LLMs as Cyberattack Tools
Another consideration in CYBERSECEVAL 2 goes beyond LLM defensive capabilities is to consider their potential as offensive tools for executing cyber attacks.
LLMs with broad programming capabilities do better at exploiting software vulnerabilities in our exploitation test suite.
…
Models that have high general coding capability, like GPT-42, Llama 3 70b-Instruct, and CodeLlama-70b, do the best on these exploit challenges. We note that the capability seems to be correlated with the parameter size. The variance in outcomes suggests we may expect models to continue to improve with general LLM reasoning and coding capabilities…
Another theme is that none of the LLMs do very well on these challenges. For each challenge, scoring a 1.0 means the challenge has been passed, with any lower score meaning the LLM only partially succeeded…LLM exploitation capability may grow with overall LLM coding capability.
The results suggest that LLMs may not be a serious threat for executing cyber attacks or for automating “white hat” testing to probe model defenses today. This may change as models get better.
LLM Security
There is widespread discussion about LLM hallucinations. Worrying about LLM output accuracy is unsurprising. Everyone wants to take advantage of the automation capabilities offered by LLMs, but they don’t want to deal with random errors in outputs. This can undermine confidence in LLM-based applications and lead to negative outcomes for both users and the LLM application providers.

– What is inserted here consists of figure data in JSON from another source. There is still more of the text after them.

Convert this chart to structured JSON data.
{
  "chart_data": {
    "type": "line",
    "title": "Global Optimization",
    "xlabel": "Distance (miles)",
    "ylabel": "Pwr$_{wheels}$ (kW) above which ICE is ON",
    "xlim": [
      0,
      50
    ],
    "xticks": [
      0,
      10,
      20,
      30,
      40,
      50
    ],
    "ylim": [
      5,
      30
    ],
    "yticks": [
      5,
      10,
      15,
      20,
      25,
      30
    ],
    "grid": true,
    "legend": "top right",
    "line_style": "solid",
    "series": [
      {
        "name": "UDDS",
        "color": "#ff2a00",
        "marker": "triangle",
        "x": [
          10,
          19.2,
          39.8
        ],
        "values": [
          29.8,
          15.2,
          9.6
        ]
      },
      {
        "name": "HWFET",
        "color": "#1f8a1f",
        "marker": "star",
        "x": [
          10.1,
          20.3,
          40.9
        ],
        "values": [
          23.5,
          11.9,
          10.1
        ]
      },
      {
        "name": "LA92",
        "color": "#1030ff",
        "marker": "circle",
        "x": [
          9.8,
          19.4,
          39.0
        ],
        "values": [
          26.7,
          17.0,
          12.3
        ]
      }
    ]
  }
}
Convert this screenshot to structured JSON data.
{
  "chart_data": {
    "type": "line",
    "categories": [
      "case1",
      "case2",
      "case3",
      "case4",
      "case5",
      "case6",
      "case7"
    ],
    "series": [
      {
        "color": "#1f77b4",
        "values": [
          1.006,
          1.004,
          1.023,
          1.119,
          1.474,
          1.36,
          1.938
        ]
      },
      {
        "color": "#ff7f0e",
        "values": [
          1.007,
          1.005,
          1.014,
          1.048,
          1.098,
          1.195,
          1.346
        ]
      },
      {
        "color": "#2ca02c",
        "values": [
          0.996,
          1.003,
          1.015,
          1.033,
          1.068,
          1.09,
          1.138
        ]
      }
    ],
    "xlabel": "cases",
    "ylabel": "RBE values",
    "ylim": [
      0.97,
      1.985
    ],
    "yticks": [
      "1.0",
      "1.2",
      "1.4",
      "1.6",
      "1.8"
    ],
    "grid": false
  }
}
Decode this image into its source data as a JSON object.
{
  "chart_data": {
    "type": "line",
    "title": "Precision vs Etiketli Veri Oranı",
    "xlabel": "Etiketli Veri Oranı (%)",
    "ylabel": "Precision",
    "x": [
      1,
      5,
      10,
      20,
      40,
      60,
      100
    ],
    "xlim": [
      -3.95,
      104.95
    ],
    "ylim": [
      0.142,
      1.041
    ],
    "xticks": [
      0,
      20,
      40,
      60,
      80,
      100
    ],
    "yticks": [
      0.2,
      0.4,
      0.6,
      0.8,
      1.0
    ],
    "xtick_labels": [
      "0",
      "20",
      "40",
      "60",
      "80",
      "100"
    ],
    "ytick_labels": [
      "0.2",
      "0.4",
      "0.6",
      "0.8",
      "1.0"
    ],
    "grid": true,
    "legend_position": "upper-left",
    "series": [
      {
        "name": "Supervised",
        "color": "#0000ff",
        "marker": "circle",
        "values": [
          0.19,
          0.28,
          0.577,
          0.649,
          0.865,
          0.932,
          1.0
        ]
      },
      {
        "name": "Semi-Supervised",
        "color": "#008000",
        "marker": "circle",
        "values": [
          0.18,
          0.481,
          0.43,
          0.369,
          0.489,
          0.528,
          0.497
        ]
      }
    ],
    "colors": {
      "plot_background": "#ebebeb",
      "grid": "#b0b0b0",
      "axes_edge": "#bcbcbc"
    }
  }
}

With that said, the cybersecurity threats merit more attention. These concerns have held less attention thus far, in part because organizations and researches have few tools or established methodologies to provide visibility into LLM security vulnerabilities. Meta is making the CYBERSECEVAL 2 benchmark open-source to provide other researchers and practitioners with tools to evaluate foundation models and the applications they are built upon. This may be a more important development than the new Llama 3 models that emerged from Meta this week.